Don’t Look Ahead
COLUMBUS — There’s no need to preach to Ohio State offensive lineman Justin Boren about how good an underdog can be, or what one can accomplish.
You see, Boren has firsthand knowledge of one of the biggest upsets in college football history.
On Sept. 1, 2007, Boren played for Michigan when the fifth-ranked Wolverines were shocked 34-32 by championship-subdivision Appalachian State.
“Appalachian State was a good team. People think that these (unranked) teams are so much different, but they’re really not,” Boren said Tuesday. “They’re all very capable teams. Appalachian State was a very good team. People look at it and, like, dang, Michigan must be terrible. It’s not like that.”
Now in his second year starting since transferring to Ohio State, that afternoon is indelibly etched in Boren’s mind. With the second-ranked Buckeyes favored by more than four touchdowns over Ohio University on Saturday, Boren scoffs at what the oddsmakers and experts say.
“It seems like every year there’s a couple of those games,” he said. “It’s a real issue, it can happen any week.”
The Buckeyes are coming off a huge victory, a 36-24 decision over then-No. 12 Miami on Saturday. They are well aware that their next four opponents — Ohio, Eastern Michigan, at Illinois and then home against Indiana — are given little chance of beating them.
But Boren recognizes that the gap between a great team and an unknown one isn’t as large as many might think.
“You think the talent’s going to be so much better on a No. 1- or a No. 2-ranked team and there are better players, but everyone that’s playing college football is a good player,” he said. “You have guys at Ohio U. who can play on some of these bigger programs.”
Ohio State coach Jim Tressel called the Miami game a bruising contest that was also highly emotional. Many times, it’s difficult for a team involved in a game like that to rise to the occasion a week later.
But Tressel said there are reasons why the Buckeyes won’t look past the instate Bobcats.
“The first thing that will make it difficult is OU will be tough and they’ll be good,” he said. “The second thing is reality, that when you play in an emotional game, is there that human tendency to take a deep breath? We kind of take the approach of showing the film, showing where we need to get better.”
One film that will undoubtedly be playing at the Tressel Theater this week is the 2008 video of Ohio’s foray into Ohio Stadium. In that game, the Bobcats led 7-6 at the half and 14-12 going into the fourth quarter before the third-ranked Buckeyes came back to pull out a 26-14 victory. A flat Ohio State struggled all day, barely escaping with the win despite forcing five turnovers.

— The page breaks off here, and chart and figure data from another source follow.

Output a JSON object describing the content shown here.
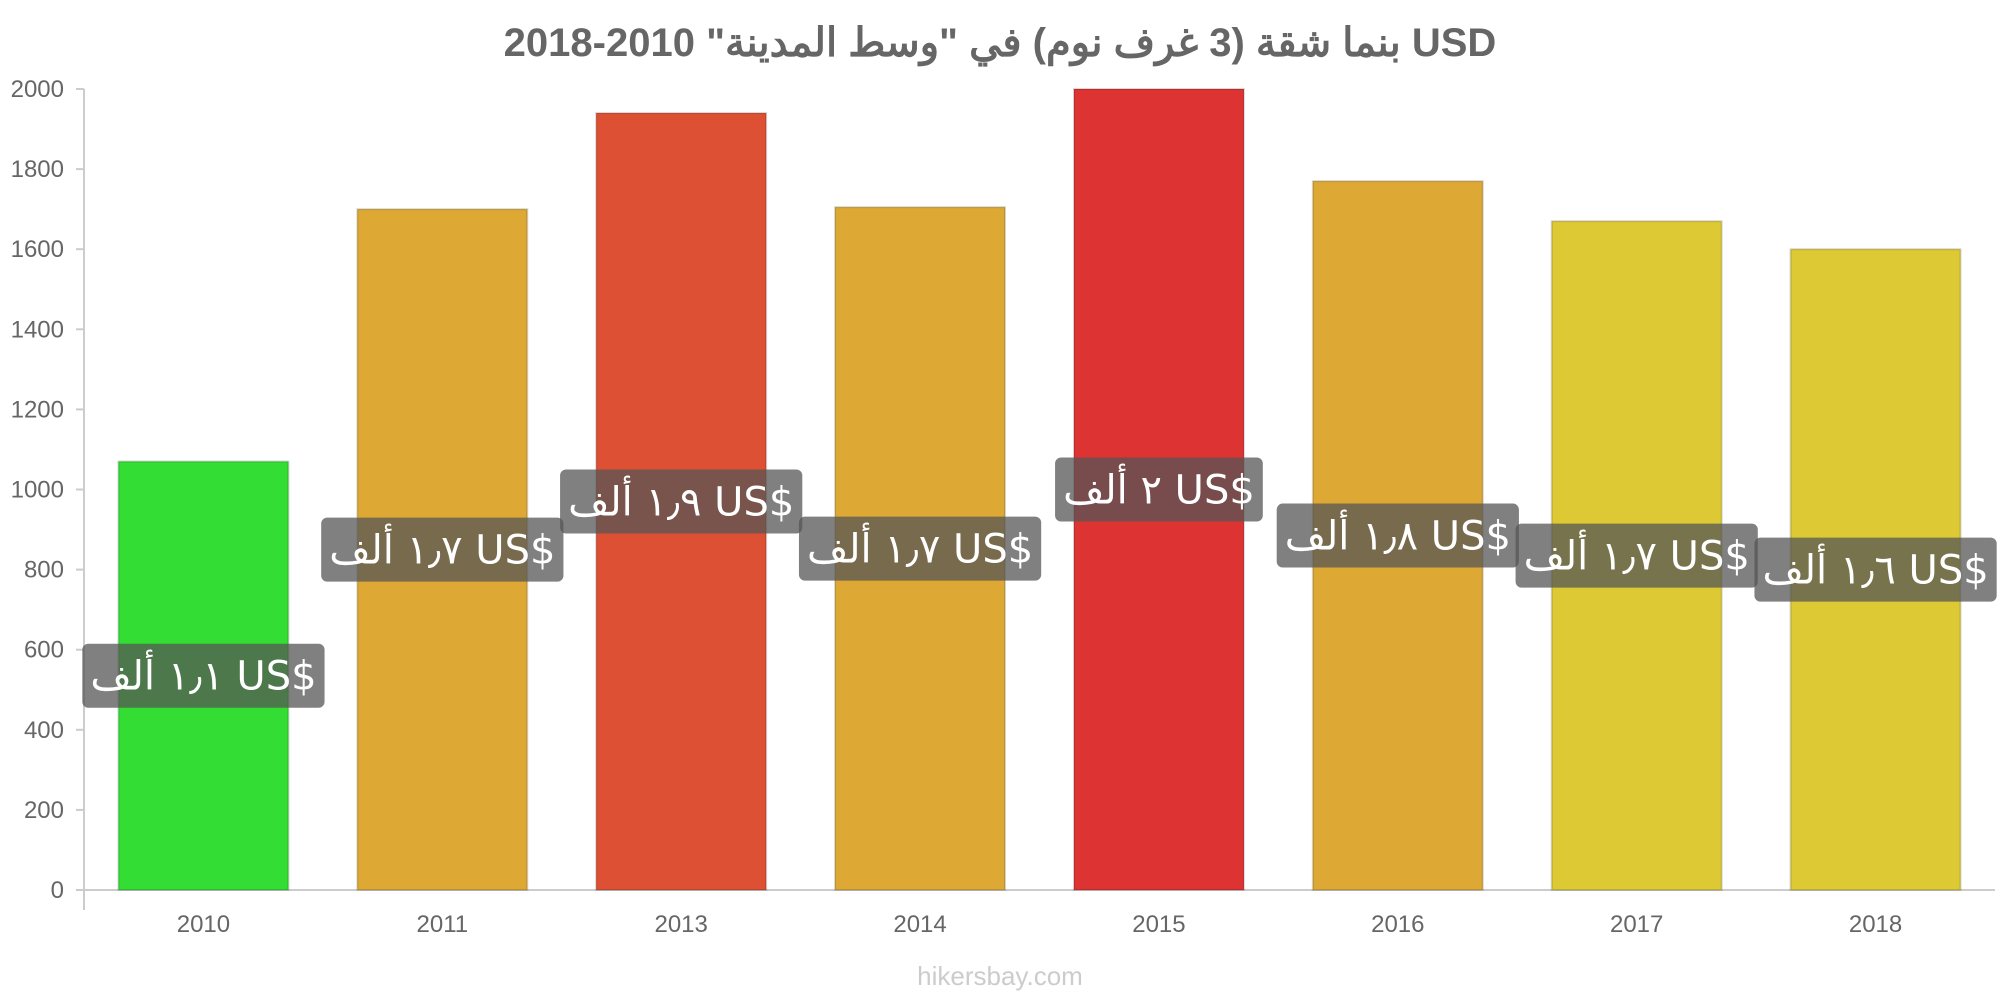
{
  "chart_data": {
    "type": "bar",
    "title": "بنما شقة (3 غرف نوم) في \"وسط المدينة\" 2010-2018 USD",
    "categories": [
      "2010",
      "2011",
      "2013",
      "2014",
      "2015",
      "2016",
      "2017",
      "2018"
    ],
    "values": [
      1070,
      1700,
      1940,
      1705,
      2000,
      1770,
      1670,
      1600
    ],
    "value_labels": [
      "١٫١ ألف US$",
      "١٫٧ ألف US$",
      "١٫٩ ألف US$",
      "١٫٧ ألف US$",
      "٢ ألف US$",
      "١٫٨ ألف US$",
      "١٫٧ ألف US$",
      "١٫٦ ألف US$"
    ],
    "colors": [
      "#33dd33",
      "#dda833",
      "#dd5033",
      "#dda833",
      "#dd3333",
      "#dda833",
      "#dcc933",
      "#dcc933"
    ],
    "ylim": [
      0,
      2000
    ],
    "yticks": [
      0,
      200,
      400,
      600,
      800,
      1000,
      1200,
      1400,
      1600,
      1800,
      2000
    ],
    "xlabel": "",
    "ylabel": "",
    "grid": false,
    "legend": "none"
  },
  "watermark": "hikersbay.com",
  "label_box_color": "#555555"
}
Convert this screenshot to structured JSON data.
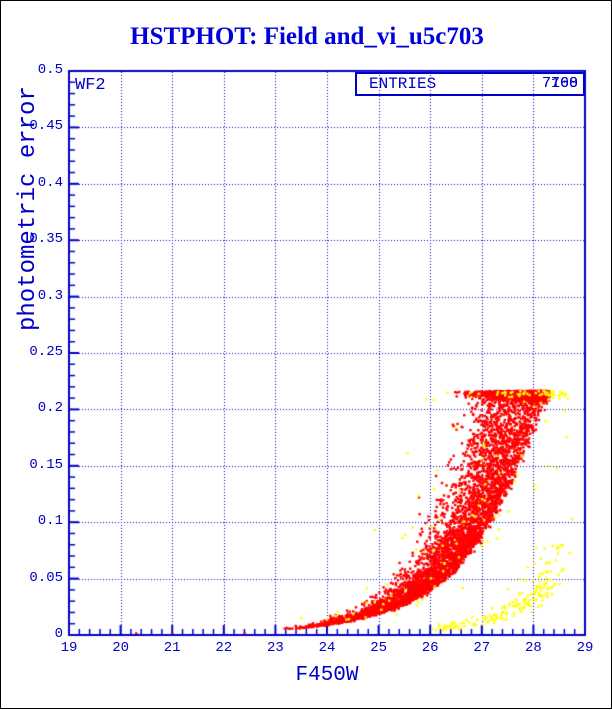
{
  "title": "HSTPHOT: Field and_vi_u5c703",
  "camera_label": "WF2",
  "entries_box": {
    "label": "ENTRIES",
    "values": [
      "7700",
      "7168"
    ]
  },
  "colors": {
    "axis_blue": "#0000c8",
    "title_blue": "#0000dd",
    "red_points": "#ff0000",
    "yellow_points": "#ffff00",
    "background": "#ffffff"
  },
  "chart_data": {
    "type": "scatter",
    "title": "HSTPHOT: Field and_vi_u5c703",
    "xlabel": "F450W",
    "ylabel": "photometric error",
    "xlim": [
      19,
      29
    ],
    "ylim": [
      0,
      0.5
    ],
    "grid": "dotted at every major tick",
    "legend_position": "none",
    "entries_counts": [
      7700,
      7168
    ],
    "x_ticks": [
      {
        "v": 19,
        "label": "19"
      },
      {
        "v": 20,
        "label": "20"
      },
      {
        "v": 21,
        "label": "21"
      },
      {
        "v": 22,
        "label": "22"
      },
      {
        "v": 23,
        "label": "23"
      },
      {
        "v": 24,
        "label": "24"
      },
      {
        "v": 25,
        "label": "25"
      },
      {
        "v": 26,
        "label": "26"
      },
      {
        "v": 27,
        "label": "27"
      },
      {
        "v": 28,
        "label": "28"
      },
      {
        "v": 29,
        "label": "29"
      }
    ],
    "y_ticks": [
      {
        "v": 0,
        "label": "0"
      },
      {
        "v": 0.05,
        "label": "0.05"
      },
      {
        "v": 0.1,
        "label": "0.1"
      },
      {
        "v": 0.15,
        "label": "0.15"
      },
      {
        "v": 0.2,
        "label": "0.2"
      },
      {
        "v": 0.25,
        "label": "0.25"
      },
      {
        "v": 0.3,
        "label": "0.3"
      },
      {
        "v": 0.35,
        "label": "0.35"
      },
      {
        "v": 0.4,
        "label": "0.4"
      },
      {
        "v": 0.45,
        "label": "0.45"
      },
      {
        "v": 0.5,
        "label": "0.5"
      }
    ],
    "x_minor_step": 0.2,
    "y_minor_step": 0.01,
    "error_cap": 0.2165,
    "series": [
      {
        "name": "red-detections",
        "color": "#ff0000",
        "marker": "square-2px",
        "count": 6000,
        "kind": "band",
        "x_min": 23.05,
        "x_span": 5.2,
        "x_pow": 0.4,
        "x_jitter": 0.04,
        "sym_sigma": 0.04,
        "tail_sigma0": 0.15,
        "tail_sigma1": 0.55,
        "tail_pow": 1.5,
        "cap": 0.2165,
        "locus": [
          [
            23.05,
            0.0045
          ],
          [
            23.5,
            0.0062
          ],
          [
            24.0,
            0.009
          ],
          [
            24.5,
            0.013
          ],
          [
            25.0,
            0.019
          ],
          [
            25.5,
            0.027
          ],
          [
            26.0,
            0.04
          ],
          [
            26.5,
            0.058
          ],
          [
            27.0,
            0.088
          ],
          [
            27.5,
            0.13
          ],
          [
            28.0,
            0.185
          ],
          [
            28.25,
            0.217
          ]
        ],
        "extra_points": [
          [
            20.3,
            0.0015
          ],
          [
            21.0,
            0.001
          ],
          [
            22.4,
            0.0015
          ]
        ]
      },
      {
        "name": "yellow-outliers",
        "color": "#ffff00",
        "marker": "square-2px",
        "count": 130,
        "kind": "band",
        "x_min": 23.3,
        "x_span": 5.3,
        "x_pow": 0.45,
        "x_jitter": 0.06,
        "sym_sigma": 0.35,
        "tail_sigma0": 0.3,
        "tail_sigma1": 0.8,
        "tail_pow": 1.0,
        "cap": 0.2165,
        "locus": [
          [
            23.05,
            0.0045
          ],
          [
            23.5,
            0.0062
          ],
          [
            24.0,
            0.009
          ],
          [
            24.5,
            0.013
          ],
          [
            25.0,
            0.019
          ],
          [
            25.5,
            0.027
          ],
          [
            26.0,
            0.04
          ],
          [
            26.5,
            0.058
          ],
          [
            27.0,
            0.088
          ],
          [
            27.5,
            0.13
          ],
          [
            28.0,
            0.185
          ],
          [
            28.25,
            0.217
          ]
        ],
        "extra_points": [
          [
            26.33,
            0.215
          ],
          [
            28.45,
            0.148
          ],
          [
            28.3,
            0.15
          ],
          [
            23.5,
            0.015
          ],
          [
            24.0,
            0.014
          ]
        ]
      },
      {
        "name": "yellow-low-sequence",
        "color": "#ffff00",
        "marker": "square-2px",
        "count": 170,
        "kind": "band",
        "x_min": 25.85,
        "x_span": 2.7,
        "x_pow": 0.55,
        "x_jitter": 0.05,
        "sym_sigma": 0.22,
        "tail_sigma0": 0.12,
        "tail_sigma1": 0.2,
        "tail_pow": 1.0,
        "cap": 0.08,
        "locus": [
          [
            25.8,
            0.004
          ],
          [
            26.3,
            0.006
          ],
          [
            26.8,
            0.009
          ],
          [
            27.2,
            0.013
          ],
          [
            27.6,
            0.019
          ],
          [
            28.0,
            0.028
          ],
          [
            28.3,
            0.04
          ],
          [
            28.55,
            0.055
          ]
        ],
        "extra_points": [
          [
            28.7,
            0.073
          ],
          [
            28.75,
            0.103
          ]
        ]
      }
    ]
  }
}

“If you look back two years ago, this is a team we kind of struggled with,” defensive lineman Dexter Larimore said. “On defense we took their starting quarterback out and then all of a sudden Boo Jackson comes in and has a heckuva game. He’s running all over the place, converting third downs, getting first downs on his feet and slinging the ball all around.”
Jackson completed just 9 of 25 passes for 86 yards with three interceptions that game in relief of the injured Theo Scott. But he scrambled for 55 yards on seven carries and kept his team in the hunt until Ray Small’s 69-yard punt return for a touchdown with less than 6 minutes left. Jackson, by the way, will quarterback the Bobcats on Saturday.
It’s only human nature to think some teams are vastly better than others. Larimore said he and his teammates can’t afford to buy into that, however.
“Obviously, there’s always that risk of that, coming after a big win against Miami and coming into a game against a team that, quote unquote, isn’t supposed to be able to contend with you,” he said. “Normally this would be chance to overlook a team. But this year, with the guys and the leaders and the seniors we have, we’ll get our young guys ready to play on Saturday.”
Tressel said there’s no excuse to not be ready to play every week.
“If we can’t get excited 12 times in one calendar year, shame on us,” he said.
It took some time for Boren to realize, after the loss to Appalachian State, the magnitude of Michigan’s defeat.
“I remember after we lost that game it really didn’t sink in,” he said. “Then we walk in the practice facility and there’s 100 reporters. I remember driving past the stadium and ESPN was filming in front of our stadium and I kind of looked down like, dang — that’s when it really sunk in — like, we lost to a Division I-AA team.”